Shortly before Van Zandt’s death in 1997, the two Texas legends crossed paths overseas. “Joe had a great meeting with Townes in Italy,” Sharon recounts. “Joe was doing a gig, and Townes and a friend showed up. Townes was, of course, really drunk, and he got up onstage, and Joe got him to sing a song with him. That was supposed to be the end of the show, but Townes pulled Joe back onstage, and they sang another song. This went on for quite a while.”
“Townes would come back onstage and say, ‘come on, one more song!;” Joe says, laughing at the memory. “I’d try to pull myself away, because the show was already 30 minutes over.”
The album closes with mini-suite of songs that might be called political, but their tone is not didactic; rather, Ely’s words on “Here’s To The Brave,” “What Kind Of War,” “No One Wins,” and “Surrender To The West” poetically express his values in deeply-human terms.
“This is a good time to talk about all that,” Sharon says. “One thing Joe and I were both talking about: Townes used to say that there’s two kinds of songs — the blues and zippity-doo-dah. Right now is not a zippity-do-dah time, and this is not a happy-go-lucky record.”

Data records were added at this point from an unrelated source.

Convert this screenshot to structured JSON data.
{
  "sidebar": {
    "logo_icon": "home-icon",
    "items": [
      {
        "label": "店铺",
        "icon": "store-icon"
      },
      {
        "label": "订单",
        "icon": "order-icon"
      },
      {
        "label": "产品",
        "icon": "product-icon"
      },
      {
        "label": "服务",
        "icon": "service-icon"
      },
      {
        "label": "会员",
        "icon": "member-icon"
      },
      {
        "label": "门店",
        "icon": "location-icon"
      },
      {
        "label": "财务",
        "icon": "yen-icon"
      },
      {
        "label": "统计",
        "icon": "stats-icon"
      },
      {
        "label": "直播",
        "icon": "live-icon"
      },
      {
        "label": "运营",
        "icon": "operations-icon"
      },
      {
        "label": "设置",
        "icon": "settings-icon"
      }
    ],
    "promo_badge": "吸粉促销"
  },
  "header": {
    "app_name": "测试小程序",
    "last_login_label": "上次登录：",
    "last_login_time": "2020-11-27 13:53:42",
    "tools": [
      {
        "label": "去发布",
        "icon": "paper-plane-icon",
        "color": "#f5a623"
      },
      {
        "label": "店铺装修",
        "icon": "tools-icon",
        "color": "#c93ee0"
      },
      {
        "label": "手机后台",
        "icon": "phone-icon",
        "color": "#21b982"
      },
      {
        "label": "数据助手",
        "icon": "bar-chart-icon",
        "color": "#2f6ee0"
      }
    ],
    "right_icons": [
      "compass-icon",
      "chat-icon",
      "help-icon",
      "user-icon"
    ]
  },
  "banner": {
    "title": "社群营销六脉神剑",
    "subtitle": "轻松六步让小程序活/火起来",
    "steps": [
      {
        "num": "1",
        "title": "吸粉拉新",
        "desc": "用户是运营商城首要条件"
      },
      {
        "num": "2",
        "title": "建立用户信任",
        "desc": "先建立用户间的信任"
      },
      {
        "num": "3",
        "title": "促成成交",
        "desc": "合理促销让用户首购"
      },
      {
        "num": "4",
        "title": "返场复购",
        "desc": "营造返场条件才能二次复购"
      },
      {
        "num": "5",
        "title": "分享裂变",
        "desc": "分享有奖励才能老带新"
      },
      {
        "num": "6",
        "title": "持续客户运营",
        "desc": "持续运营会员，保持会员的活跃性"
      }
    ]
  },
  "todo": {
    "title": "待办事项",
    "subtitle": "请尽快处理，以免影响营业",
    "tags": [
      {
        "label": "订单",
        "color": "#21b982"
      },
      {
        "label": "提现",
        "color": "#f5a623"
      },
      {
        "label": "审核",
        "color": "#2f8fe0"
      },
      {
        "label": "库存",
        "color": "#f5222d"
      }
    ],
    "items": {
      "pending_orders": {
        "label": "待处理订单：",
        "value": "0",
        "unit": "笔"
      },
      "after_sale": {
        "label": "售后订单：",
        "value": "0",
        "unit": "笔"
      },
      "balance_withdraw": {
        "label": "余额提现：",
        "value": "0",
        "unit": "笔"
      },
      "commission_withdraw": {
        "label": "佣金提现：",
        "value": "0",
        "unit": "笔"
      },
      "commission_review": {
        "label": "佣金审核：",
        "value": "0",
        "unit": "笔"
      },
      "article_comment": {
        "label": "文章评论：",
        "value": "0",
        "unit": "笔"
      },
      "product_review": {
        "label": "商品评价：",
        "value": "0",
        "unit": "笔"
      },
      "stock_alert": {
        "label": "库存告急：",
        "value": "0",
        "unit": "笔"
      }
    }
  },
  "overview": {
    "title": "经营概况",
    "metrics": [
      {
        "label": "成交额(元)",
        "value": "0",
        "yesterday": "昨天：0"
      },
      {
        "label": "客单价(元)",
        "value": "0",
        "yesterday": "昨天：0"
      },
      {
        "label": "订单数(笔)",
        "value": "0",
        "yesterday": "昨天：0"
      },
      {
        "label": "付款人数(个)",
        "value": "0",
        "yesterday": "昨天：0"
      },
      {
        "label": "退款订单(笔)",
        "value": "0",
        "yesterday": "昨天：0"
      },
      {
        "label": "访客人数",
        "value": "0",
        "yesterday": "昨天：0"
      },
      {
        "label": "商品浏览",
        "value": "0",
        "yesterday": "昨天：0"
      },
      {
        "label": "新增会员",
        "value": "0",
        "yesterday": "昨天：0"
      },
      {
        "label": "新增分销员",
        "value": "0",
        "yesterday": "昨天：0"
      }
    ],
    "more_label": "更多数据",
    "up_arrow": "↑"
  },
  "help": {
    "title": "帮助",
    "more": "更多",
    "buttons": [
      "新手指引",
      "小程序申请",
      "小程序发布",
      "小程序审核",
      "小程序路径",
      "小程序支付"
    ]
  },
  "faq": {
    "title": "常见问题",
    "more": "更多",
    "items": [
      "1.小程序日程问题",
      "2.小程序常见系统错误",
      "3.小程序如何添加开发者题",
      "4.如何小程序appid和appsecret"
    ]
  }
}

Sure enough — but there’s a moment of comic relief that’s worth the price of admission. The subject of “Sgt. Baylock” was a real person, a policeman who had a habit of arresting Joe on overblown vagrancy charges during Joe’s younger days in Lubbock. The song recounts how the two happened to meet decades later and buried the hatchet, after the sergeant revealed a dark secret about his own life and career:“Baylock’s luck was not heaven sent/ He’d taken a life by accident/ He’d quit the force and for years wandered all alone,” Ely sings.
The later-in-life meeting actually happened. Ely had a visual-art show in Lubbock, ironically displaying works with a jailhouse theme, and the sergeant showed up at the reception. The whole song is pretty much true — except for the last part of the final verse, when Joe and the sergeant get drunk and end up getting thrown in jail together. “That part was just Joe’s magnificent imagination,” Sharon says, “but it made for a good ending.”